Given the choice between publication by someone else with no prestige and a small payment (sending "I am the Wendigo" to Chimaera Serials got me $20 and the status of a published writer, but I doubt it impressed many editors) and the possibility of making a few dollars a month for years with no prestige, it might make more financial sense to go with option #2 in the long run.  Plus I can build up my Amazon.com author page, which exists only because of "Coil Gun."

However, J.M McDermott, also from the Lawrenceville writing group, has advised I hold onto my assets and wait for new publishers to appear.  He has published some short fiction for Kindle, but the monetary returns have not been stellar.  He has sold several books (including a new one entitled When We Were Executioners that just became available) and many short stories, so I am very inclined to take him seriously.

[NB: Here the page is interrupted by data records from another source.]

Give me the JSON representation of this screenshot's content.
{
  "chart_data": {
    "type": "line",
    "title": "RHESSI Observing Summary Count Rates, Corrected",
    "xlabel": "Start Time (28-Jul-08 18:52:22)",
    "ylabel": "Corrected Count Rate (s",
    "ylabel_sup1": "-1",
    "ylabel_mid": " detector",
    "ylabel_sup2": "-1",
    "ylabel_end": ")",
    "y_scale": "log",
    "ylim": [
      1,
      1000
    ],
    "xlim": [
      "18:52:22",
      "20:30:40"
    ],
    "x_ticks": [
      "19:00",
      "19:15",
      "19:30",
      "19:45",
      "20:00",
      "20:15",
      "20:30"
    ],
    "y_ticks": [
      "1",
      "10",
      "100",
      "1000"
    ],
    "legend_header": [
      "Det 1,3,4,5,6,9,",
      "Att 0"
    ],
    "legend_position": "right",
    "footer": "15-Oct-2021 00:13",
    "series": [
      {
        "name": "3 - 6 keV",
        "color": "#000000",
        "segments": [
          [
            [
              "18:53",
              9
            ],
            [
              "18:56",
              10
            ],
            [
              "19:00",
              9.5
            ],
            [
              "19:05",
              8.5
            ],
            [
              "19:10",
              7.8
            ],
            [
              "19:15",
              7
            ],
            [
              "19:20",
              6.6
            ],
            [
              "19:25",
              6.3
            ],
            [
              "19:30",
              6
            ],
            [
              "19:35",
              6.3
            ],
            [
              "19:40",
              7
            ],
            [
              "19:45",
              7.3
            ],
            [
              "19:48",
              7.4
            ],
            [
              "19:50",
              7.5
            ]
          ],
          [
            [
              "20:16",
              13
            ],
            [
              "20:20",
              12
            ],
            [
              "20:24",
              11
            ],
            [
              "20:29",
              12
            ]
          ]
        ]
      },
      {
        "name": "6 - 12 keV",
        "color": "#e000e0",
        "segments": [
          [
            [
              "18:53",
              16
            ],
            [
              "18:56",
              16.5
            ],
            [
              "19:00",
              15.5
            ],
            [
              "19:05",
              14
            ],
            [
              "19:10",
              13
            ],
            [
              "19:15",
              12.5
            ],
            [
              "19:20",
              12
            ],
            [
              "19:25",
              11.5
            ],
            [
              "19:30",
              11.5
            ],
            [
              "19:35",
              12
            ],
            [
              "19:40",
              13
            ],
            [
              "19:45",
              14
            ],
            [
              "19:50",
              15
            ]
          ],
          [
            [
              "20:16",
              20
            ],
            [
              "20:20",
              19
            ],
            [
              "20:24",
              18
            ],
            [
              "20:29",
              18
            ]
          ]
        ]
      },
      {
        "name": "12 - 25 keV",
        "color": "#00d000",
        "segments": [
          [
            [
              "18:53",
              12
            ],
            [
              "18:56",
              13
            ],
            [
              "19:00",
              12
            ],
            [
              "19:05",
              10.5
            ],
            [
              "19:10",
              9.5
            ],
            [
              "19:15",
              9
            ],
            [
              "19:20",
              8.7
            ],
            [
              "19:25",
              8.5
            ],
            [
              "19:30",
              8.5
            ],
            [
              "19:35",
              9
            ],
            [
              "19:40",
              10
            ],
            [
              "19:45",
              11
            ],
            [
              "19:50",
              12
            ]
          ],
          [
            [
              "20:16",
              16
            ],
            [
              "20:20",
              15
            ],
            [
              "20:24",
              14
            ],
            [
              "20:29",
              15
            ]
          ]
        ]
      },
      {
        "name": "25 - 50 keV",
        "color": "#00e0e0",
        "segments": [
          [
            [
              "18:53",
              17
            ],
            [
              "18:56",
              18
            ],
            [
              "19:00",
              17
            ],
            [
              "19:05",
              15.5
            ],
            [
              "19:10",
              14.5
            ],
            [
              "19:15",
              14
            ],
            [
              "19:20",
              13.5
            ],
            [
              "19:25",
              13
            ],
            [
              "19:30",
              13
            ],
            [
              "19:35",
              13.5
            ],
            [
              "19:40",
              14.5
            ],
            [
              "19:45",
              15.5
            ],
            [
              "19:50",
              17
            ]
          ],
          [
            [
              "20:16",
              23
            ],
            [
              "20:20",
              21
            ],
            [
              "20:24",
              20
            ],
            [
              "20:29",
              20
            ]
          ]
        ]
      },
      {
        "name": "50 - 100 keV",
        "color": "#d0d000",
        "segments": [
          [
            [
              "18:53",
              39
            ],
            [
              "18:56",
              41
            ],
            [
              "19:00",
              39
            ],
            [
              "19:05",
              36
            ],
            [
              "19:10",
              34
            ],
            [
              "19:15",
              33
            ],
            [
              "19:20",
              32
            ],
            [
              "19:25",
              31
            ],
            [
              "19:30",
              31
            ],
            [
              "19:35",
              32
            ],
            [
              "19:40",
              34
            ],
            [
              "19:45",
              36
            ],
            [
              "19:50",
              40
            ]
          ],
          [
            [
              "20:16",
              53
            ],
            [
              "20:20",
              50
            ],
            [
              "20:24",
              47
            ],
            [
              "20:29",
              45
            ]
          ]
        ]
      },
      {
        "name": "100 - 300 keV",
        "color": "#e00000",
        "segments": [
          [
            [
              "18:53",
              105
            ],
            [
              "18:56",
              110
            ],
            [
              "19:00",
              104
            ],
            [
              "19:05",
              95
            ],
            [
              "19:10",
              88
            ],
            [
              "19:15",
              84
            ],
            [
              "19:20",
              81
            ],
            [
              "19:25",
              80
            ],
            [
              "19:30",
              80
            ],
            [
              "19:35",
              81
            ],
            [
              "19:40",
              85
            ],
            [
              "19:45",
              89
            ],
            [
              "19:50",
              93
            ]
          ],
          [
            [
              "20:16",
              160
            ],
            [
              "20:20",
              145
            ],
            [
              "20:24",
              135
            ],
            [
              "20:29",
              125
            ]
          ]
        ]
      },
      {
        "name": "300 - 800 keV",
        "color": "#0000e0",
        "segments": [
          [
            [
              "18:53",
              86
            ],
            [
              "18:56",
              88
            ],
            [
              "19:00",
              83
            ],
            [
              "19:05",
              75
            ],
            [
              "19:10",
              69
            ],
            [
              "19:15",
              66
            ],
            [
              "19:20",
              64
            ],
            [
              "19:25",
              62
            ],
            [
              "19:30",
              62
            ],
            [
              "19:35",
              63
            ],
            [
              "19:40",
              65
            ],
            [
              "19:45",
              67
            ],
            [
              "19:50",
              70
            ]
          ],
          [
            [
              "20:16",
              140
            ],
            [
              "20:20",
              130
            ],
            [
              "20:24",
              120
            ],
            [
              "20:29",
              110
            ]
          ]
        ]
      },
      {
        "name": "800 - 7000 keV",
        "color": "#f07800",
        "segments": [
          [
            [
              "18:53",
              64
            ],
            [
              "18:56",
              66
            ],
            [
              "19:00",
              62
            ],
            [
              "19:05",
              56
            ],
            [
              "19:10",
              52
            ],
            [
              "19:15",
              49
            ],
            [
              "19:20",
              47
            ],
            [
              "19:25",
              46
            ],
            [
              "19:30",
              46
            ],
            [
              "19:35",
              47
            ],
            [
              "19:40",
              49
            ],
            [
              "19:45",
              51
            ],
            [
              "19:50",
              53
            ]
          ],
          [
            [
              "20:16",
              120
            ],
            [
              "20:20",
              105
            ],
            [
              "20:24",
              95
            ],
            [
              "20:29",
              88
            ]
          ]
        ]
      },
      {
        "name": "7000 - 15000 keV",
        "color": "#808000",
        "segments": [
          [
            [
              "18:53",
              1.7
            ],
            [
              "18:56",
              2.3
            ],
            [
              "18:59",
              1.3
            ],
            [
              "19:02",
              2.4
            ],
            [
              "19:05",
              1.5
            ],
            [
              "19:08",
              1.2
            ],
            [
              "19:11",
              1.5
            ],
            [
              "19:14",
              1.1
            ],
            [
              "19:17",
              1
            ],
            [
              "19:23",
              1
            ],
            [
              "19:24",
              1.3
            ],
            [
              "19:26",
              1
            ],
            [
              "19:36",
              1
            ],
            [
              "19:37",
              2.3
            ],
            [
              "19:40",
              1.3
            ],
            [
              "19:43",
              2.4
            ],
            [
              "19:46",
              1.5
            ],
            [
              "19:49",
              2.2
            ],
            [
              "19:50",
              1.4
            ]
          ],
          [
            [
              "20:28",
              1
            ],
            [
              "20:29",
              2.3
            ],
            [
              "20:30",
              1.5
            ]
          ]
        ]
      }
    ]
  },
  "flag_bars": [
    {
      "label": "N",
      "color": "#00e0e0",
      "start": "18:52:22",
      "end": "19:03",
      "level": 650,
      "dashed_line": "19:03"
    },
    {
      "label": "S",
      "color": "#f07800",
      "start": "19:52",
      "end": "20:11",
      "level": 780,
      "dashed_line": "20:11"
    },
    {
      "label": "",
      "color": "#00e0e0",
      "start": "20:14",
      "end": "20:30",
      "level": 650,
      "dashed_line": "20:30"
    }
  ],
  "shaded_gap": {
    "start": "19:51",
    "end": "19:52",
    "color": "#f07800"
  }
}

So here's the plan, all this rambling aside.  If I cannot sell "Nicor" to Beneath Ceaseless Skies, I will seriously consider commissioning some good cover art (one of my beefs with self-published books is they tend to have really awful illustrations) and putting it on Kindle.  Commissioning cover art will be a big cost that will take awhile to pay off, especially if the returns are low ($5-20 per month), but it might be a good long-term investment, since people do judge books by their covers.  If I cannot sell it to Buzzy Mag and no new well-paying markets appear, I'll definitely dip my toe in the Kindle water.  It's a good enough story that I'm not ruining my reputation by putting crap out there, but my options for it are rather limited at this moment.

Jeff says with my blog and it's 39,000 hits, I've got a substantial built-in fan-base.  So what say you?  If I put "Nicor" out on Kindle, would you be interested in reading it?